At Bell Laboratories, he designed software agents that were embedded in electromechanical billing equipment throughout the US, to recognize fault patterns and direct repair work.

At TASC (The Analytic Sciences Corporation) he led a division that contributed to a revolution in large-scale map making, using digital image processing and pattern recognition to replace film and microscopes.

As Director of Engineering at Lockheed Martin Advanced Simulation, he led the development of distributed, virtual simulations that allowed humans to interact with AI-controlled forces on the virtual battlefield.

As Vice President and General Manager at Atlantic Aerospace, he led the development of systems based on recognizing patterns in signals and images, including equipment installed on nuclear submarines and video tracking of pitched baseballs to assess MLB umpire performance.

At BAE Systems, he led the Deep Green project, a $40M project to automate military planning using AI, sponsored by the Defense Advanced Research Projects agency.

While at Thinking Teams, his current organization, he has supplemented his Organization Development work by learning computer languages currently used in AI development (Python, Swift, TensorFlow, Keras), and becoming certified in multiple aspects of deep neural networks (dense, convolutional, and recurrent networks; hyper-parameter tuning). He has also spoken in the US and internationally on the impact of AI on the workplace and society as a whole.

Below are some examples from this work.

Organization Development in the Time of AI

A virtual presentation given June 2020 for Organization Development Network Oregon.

Emergency Benefits and Risks of Artificial Intelligence

Presentation at the TIEMS 2019 Annual Conference in Goyang, Korea:

Video Baseball Pitch Tracking

Visual pattern recognition from digital video can be used to track baseball pitches, and together with video measurement of batter stance, show whether a pitch is a ball or a strike. Our system was used to enhance television broadcasts in the US and internationally, and it was used by Major League Baseball in the US to evaluate umpires. At first the umpire union objected, and Dr. Robertson was called as an expert witness to testify before lawyers in a labor dispute. Eventually, use of the system was accepted by the umpires.

Multispectral Image Partitioning

The LANDSAT 1 satellite sent digital images from space, showing the reflectance of the earth in four spectral or ‘color’ bands. These images arrived as streams of numbers, four reflectance values for each 30 meter patch of earth. Statistical techniques had been developed to classify materials on the earth’s surface based on distinctive patterns in the four numbers, however these methods were not able to take advantage of shape and texture, hugely important to human photo interpretation. Dr. Robertson developed a technique to ‘partition’ the digital image stream into areas of uniform reflectance or texture, so that shape and texture could be used in the automatic classification process.

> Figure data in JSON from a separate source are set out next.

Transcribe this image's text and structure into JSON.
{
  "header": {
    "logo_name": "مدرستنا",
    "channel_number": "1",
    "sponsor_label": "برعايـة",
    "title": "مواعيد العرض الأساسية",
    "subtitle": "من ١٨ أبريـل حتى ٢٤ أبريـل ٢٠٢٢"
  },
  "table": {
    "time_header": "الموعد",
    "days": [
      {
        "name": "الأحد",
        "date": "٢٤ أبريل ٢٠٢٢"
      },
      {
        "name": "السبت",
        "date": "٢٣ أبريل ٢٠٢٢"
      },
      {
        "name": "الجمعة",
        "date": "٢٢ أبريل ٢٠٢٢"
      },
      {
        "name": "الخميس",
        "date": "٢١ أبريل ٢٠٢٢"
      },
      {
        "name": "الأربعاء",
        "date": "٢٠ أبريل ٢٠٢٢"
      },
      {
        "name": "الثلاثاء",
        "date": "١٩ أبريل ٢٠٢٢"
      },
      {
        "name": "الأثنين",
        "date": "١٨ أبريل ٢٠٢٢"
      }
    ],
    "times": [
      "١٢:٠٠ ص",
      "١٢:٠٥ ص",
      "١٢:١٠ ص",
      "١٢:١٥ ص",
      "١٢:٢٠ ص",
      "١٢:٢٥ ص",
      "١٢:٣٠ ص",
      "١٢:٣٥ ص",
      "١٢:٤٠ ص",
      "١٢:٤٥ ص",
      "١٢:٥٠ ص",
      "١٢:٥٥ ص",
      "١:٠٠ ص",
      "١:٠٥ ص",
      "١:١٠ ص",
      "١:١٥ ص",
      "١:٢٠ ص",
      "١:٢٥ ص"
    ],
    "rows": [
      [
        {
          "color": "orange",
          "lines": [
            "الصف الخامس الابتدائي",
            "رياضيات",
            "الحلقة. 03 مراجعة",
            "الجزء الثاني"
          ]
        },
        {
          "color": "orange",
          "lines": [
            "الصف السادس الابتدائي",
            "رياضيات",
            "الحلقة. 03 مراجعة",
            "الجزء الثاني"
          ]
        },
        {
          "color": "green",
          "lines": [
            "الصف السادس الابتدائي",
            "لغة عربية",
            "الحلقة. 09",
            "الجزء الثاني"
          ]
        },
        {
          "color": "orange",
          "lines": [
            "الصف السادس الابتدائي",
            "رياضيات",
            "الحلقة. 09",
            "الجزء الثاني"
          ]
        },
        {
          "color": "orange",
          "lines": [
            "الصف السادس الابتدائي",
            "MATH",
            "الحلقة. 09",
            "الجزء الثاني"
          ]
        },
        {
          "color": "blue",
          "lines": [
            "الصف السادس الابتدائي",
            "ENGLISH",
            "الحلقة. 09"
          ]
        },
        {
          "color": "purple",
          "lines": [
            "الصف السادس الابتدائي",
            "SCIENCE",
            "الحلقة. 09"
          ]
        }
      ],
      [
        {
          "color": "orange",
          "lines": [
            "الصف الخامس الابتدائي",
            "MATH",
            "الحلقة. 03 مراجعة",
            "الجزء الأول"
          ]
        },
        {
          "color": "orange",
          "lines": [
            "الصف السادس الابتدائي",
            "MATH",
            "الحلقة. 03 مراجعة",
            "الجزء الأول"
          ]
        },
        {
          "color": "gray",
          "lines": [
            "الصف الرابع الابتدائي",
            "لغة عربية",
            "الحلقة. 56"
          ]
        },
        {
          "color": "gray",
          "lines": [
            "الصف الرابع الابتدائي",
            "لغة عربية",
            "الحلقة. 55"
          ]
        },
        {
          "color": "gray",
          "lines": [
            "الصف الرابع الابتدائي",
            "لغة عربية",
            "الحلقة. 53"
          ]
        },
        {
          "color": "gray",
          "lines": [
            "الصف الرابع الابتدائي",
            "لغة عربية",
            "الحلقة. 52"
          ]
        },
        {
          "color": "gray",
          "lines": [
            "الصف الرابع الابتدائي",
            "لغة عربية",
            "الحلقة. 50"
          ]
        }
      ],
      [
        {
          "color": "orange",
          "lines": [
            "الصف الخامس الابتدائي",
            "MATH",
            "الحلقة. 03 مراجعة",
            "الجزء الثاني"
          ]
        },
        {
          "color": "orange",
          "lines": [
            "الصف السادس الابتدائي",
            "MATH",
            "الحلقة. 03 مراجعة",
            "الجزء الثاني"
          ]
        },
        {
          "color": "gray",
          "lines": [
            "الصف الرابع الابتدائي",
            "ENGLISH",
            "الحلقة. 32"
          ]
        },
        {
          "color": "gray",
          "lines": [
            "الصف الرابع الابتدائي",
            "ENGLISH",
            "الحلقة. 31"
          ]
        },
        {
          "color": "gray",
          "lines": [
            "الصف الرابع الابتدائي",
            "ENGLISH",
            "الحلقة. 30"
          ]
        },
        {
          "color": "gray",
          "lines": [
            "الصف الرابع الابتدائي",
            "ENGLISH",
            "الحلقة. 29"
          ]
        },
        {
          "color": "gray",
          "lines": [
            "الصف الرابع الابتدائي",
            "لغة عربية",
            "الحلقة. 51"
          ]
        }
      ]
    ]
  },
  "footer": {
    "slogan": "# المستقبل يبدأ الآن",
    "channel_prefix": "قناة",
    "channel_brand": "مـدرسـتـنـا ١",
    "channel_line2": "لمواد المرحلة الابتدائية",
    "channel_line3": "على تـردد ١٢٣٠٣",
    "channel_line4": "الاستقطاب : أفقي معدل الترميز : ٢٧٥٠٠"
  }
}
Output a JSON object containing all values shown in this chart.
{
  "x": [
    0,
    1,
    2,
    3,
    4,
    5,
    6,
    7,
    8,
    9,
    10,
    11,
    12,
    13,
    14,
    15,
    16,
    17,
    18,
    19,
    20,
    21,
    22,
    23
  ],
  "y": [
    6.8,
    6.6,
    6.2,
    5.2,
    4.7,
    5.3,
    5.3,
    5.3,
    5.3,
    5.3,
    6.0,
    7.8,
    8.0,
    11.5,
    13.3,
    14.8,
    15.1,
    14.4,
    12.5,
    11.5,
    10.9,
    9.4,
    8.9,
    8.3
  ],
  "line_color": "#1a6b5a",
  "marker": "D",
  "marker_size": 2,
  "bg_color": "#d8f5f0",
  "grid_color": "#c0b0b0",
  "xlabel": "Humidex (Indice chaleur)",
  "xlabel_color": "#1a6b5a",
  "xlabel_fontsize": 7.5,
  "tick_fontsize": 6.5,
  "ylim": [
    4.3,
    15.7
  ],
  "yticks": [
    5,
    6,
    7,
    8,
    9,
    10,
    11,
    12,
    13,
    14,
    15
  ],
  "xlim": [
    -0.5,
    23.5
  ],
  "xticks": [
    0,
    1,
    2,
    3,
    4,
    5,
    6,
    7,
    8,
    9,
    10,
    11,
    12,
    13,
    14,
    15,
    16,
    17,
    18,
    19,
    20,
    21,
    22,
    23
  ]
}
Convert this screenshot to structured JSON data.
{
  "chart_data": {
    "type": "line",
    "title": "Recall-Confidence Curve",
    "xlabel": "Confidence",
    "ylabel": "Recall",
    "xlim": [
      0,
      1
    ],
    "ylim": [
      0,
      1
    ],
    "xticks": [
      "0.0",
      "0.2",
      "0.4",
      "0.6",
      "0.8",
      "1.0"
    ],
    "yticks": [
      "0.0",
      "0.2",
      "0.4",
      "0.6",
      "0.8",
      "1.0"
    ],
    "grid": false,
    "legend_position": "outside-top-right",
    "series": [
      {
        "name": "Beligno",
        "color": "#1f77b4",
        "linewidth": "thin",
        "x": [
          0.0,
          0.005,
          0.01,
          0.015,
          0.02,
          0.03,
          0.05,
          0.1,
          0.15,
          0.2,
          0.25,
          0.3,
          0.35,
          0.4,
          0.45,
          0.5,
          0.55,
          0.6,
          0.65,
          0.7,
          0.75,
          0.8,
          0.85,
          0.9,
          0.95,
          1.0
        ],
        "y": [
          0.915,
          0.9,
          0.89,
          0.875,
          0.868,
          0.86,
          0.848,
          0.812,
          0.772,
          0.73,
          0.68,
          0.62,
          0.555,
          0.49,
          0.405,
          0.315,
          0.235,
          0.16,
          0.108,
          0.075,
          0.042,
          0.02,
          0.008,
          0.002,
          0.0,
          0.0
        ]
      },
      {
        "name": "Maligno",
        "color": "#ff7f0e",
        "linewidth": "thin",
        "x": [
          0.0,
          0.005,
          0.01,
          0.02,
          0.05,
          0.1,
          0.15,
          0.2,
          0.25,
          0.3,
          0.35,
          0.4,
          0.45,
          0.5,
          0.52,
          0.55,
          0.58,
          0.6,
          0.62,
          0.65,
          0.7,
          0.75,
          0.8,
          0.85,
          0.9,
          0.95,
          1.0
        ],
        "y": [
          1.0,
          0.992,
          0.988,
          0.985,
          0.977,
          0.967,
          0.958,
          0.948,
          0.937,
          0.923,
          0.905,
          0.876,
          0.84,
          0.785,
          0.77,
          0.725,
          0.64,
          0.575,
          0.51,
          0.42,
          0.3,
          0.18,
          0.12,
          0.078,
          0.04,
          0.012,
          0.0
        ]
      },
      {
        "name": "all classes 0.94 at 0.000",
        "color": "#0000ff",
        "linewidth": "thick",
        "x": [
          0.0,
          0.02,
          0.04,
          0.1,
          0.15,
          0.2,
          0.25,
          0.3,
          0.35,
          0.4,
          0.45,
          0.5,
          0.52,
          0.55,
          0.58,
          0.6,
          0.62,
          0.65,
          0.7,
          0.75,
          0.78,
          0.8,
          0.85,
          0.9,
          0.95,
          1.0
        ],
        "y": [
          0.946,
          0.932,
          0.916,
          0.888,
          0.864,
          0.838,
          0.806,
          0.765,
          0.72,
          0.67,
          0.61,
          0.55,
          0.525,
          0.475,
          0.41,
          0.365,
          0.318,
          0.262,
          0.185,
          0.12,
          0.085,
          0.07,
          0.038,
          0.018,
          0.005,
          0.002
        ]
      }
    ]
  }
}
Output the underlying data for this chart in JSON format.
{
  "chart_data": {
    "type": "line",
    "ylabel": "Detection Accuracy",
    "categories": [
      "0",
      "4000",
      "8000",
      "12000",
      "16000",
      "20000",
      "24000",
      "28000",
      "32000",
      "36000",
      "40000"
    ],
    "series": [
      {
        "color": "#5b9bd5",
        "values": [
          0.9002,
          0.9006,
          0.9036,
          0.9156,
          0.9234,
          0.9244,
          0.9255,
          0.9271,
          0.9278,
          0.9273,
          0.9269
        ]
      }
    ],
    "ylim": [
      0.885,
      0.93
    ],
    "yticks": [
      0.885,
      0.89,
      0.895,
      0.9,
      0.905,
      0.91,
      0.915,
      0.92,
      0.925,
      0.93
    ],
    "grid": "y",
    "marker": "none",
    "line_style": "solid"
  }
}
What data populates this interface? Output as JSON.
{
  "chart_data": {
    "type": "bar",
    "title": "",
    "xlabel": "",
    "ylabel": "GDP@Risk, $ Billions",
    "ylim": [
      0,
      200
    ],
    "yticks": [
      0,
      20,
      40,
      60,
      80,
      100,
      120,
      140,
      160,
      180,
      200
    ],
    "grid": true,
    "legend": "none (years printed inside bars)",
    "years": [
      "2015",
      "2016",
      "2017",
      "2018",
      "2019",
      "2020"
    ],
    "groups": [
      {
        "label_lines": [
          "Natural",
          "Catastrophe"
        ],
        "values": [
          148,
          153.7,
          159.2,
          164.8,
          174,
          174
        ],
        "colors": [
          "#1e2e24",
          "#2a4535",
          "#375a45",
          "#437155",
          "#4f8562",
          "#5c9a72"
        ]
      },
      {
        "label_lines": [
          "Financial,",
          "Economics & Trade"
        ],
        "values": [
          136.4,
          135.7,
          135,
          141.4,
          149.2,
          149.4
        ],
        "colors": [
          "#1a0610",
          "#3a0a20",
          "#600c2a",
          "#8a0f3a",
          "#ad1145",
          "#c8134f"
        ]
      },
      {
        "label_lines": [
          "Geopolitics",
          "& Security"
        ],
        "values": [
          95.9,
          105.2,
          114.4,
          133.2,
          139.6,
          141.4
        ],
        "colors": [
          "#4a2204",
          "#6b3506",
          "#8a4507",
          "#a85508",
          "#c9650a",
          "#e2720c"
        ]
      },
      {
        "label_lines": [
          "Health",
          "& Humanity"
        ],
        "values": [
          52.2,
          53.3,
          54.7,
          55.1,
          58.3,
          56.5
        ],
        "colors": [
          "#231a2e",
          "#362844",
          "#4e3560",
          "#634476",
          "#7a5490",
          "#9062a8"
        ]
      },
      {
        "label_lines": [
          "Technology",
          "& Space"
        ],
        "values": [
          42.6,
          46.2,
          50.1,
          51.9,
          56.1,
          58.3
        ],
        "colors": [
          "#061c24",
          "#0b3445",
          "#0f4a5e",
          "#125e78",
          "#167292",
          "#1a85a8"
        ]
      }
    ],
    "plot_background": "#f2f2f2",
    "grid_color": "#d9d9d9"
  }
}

Modeling a Cockroach Stretch Receptor

The nervous systems of humans and cockroaches share a common architectural element – neurons. Understanding neurons is important to understanding human brains and intelligence. Cockroach neurons are easier to study, because they a big, and an individual neurons can be more easily instrumented and recorded. To better understand what goes on inside a neuron, we built a circuit on an analog computer that was able to produce a series of pulses in response to a stimulus pattern, that was the same series of pulse as produced by a cockroach neuron when its stretch receptor is stretched and released with the same stimulus pattern.